Amplitude of Glottal Mucosal Wave After Vocal Fold Microflap With or Without Fibrin Glue



      The vocal fold microflap technique is the ideal to remove benign vocal fold pathology. Our objective is to compare the amplitudes of the mucosal wave before and after the closure of microflap defect with fibrin glue, and when microflap is left to heal by secondary intention.

      Materials and Methods

      The present study is a retrospective series, including 32 patients treated by intracordal phonosurgery, with closure of the microflap either with fibrin glue or by healing by secondary intention. They all had both preoperative and 6-month postoperative track records to allow voice analysis, a subjective Voice Handicap Index 10 (VHI-10), and a good image quality strobe.

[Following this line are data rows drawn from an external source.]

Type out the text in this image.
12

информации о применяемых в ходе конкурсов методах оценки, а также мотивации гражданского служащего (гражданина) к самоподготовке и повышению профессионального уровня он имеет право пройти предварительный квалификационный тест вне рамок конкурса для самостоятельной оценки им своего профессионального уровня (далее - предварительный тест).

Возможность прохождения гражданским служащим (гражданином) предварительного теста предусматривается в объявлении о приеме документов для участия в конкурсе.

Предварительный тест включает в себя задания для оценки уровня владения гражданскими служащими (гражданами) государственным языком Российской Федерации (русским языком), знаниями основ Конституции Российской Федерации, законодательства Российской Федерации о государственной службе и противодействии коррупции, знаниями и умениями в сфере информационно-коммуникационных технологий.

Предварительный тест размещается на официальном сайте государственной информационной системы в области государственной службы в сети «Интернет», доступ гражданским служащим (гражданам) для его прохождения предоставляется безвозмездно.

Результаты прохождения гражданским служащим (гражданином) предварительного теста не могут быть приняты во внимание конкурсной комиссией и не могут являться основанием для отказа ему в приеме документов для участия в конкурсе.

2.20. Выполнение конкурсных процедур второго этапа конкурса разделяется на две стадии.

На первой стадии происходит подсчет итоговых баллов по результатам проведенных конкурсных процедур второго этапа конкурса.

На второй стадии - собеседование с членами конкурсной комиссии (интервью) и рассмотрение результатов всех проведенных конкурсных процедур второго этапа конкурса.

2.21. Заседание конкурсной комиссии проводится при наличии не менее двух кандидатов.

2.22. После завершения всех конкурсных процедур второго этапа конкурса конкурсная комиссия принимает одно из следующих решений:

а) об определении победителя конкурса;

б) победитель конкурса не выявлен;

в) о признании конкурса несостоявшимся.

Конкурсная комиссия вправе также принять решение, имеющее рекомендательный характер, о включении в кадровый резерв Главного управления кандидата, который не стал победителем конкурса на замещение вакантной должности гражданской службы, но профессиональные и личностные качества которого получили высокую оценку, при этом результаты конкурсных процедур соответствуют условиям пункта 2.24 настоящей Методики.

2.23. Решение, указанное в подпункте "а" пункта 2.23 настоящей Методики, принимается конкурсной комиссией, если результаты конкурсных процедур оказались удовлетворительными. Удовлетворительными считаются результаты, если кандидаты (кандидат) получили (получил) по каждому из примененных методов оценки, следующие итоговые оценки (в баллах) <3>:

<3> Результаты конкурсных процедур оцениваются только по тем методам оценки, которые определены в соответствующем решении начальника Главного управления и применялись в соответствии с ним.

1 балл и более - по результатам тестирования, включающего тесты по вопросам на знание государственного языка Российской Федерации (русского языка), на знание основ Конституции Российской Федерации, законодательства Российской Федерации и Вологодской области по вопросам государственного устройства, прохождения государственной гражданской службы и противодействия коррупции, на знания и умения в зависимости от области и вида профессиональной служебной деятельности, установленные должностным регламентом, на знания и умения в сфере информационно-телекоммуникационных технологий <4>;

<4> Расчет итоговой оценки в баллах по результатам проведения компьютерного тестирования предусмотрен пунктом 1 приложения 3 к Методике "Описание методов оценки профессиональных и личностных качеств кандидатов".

      After selecting the patients was found that the mean overall preoperative VHI-10 was 26.6, and improved up to 10.5 after surgery, a statistical differences (P = 0.03). When comparing both groups, with or without fibrin glue, fibrin glue did not improved results in VHI-10. On the contrary, there was a significant difference in the improvement of the open glottal phase after surgery (P = 0.03), showing a much higher improvement when fibrin glue was used.


      The use of fibrin glue after a vocal fold microflap for advanced pathology, such as sulcus vocalis in pocket, vergeture, or vocal fold scar, increases the amplitude of the mucosal wave of the vocal folds, but does not improve the VHI-10 results in our cohort of female patients. So far, patient-reported outcome shows that healing by secondary intention continues to provide excellent voice results.